This article discusses beer in Central America.

Countries

Belize
Belikin is the leading domestically produced beer brand in Belize. It is a light continental European style lager. The Belize Brewing Company holds a monopoly in the market and also brews a few other lagers and a stout.

Costa Rica

The largest brewery in Costa Rica is the macrobrewery division of Florida Ice & Farm Co., known as Cervecería de Costa Rica, brewers of the Imperial, Pilsen, Bavaria, Rock Ice, Bohemia and Kaiser (non alcoholic) among other varieties and styles of the aforementioned beers. With the exception of Bavaria Dark, all are light-colored, light-bodied lagers.

Since 2010 a healthy craft beer industry has been growing year after year, as of 2015 more than 40 breweries exists in the country, and more than 100 different locally brewed beers are available.

El Salvador
The Salvadoran beers  are Pilsener Lager Bier (most prominent brand in the country), Golden Light, Regia "Extra" Lager and Suprema Premium Lager; all manufactured by Cervecevia La Constancia, a subsidiary of SABMiller. The only current competitor is Cadejo Brewing Company that its being the second major productor of craft beer, La Roja, La Negra, Guapa, La Mera Belga are manufactured by Cadejo Other international brands such as Heineken, Baltika or Corona are offered in the beer market, but also distributed (with lower sales) by the subsidiaries mentioned above.

Guatemala
The most famous beer is Gallo and its varieties Gallo Light and Chopp Gallo
among others like Victoria, Dorada Light, Dorada Draft, Montecarlo and Moza
all manufactured by Cervecería Centro Americana S.A. locally.
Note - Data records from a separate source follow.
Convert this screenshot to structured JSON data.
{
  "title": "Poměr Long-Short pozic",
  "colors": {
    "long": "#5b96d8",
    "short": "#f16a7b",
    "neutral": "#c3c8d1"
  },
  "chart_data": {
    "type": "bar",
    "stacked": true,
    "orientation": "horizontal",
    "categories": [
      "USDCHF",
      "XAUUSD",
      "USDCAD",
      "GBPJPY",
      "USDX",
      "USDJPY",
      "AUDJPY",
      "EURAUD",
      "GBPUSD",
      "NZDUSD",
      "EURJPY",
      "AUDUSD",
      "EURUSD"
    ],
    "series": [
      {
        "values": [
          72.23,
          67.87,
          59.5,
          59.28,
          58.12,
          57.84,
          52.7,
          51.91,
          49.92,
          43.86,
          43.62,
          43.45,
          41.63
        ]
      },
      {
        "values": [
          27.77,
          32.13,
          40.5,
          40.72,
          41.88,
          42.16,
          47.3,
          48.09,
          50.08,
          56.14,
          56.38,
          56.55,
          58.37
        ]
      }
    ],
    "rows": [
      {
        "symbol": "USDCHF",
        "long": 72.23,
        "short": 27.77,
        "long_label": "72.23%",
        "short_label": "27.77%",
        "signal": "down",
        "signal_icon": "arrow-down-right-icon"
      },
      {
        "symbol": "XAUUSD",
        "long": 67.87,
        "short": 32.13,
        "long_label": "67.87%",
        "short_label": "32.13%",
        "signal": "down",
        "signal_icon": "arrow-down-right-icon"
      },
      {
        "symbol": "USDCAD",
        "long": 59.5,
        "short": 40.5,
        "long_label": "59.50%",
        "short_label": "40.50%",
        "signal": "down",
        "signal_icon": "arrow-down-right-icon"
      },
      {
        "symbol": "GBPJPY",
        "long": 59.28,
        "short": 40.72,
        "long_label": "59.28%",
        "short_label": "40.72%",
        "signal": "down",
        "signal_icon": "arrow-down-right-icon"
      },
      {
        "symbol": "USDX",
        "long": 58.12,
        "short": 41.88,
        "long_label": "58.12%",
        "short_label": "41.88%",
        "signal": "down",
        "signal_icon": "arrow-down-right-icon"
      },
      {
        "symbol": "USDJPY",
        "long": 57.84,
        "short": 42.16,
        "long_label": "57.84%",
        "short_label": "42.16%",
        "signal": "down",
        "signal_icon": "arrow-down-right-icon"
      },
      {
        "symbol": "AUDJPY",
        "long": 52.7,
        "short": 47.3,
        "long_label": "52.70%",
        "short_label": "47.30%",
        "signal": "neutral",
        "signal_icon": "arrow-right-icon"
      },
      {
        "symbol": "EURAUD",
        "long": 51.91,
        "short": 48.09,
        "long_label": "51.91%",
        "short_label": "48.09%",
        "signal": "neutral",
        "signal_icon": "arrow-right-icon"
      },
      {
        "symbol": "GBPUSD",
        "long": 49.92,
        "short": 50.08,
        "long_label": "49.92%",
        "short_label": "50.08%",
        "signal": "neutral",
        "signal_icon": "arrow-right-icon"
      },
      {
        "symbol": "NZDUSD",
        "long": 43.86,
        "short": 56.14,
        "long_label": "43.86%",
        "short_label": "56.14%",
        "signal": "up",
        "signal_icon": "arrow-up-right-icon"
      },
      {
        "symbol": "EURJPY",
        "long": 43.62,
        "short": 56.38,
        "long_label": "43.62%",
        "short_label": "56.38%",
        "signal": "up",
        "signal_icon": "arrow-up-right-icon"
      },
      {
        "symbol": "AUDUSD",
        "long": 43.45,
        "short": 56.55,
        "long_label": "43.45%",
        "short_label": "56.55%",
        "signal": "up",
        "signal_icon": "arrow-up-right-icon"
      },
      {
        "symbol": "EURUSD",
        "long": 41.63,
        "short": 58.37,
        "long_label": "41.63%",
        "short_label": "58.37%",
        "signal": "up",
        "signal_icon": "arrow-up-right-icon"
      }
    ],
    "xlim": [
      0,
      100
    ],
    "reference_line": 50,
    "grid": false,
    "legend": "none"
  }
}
Since 2016, the craft beer scene in Guatemala began. Currently, there are more than a dozen craft breweries in the country. Some of these being: Cervecería 100Goles, Quiscalus Cerveza Artesanal, Xamán, Quetzal Brewing Company, Ixbalanque Cervecería, and various others.

Honduras
The big Honduran beers are Salva Vida, Imperial, Port Royal and Barena. All four are owned by the Cerveceria Hondureña, owner of the Coca-Cola brand and other drinks. Salva Vida is a lager, Imperial is a dark pilsner, Port Royal is pilsner and Barena is a light pilsner. In 2013 a microbrewery named D&D Brewing Co. began distributing beer in San Pedro Sula, the industrial hub of the country. 
In 2016 Gecko Brewing Co.(http://www.geckobrewingco.com/) was established in San Pedro Sula as the first craft brewery in this city focused on draft beer production and distribution to restaurants, bars and hotels.
Early 2019 Roatan Island Brewing Company  opened up on Roatan. Targeting both bars and restaurants on the island as well is open weekends for the public. Occasionally also hosts artisan markets.

Mexico

Nicaragua
Lagers: Toña and Premium. Pilsen: Victoria, Victoria Light and Victoria Frost. All manufactured by the Compañía Cervecera de Nicaragua.

Panama
Cerveza Panama, Soberana, Cristal, Cerveza Atlas and Balboa; all light body and pale lagers. Also manufactured under license locally other foreign marks how Heineken or Budweiser. see Beers of Panama for details.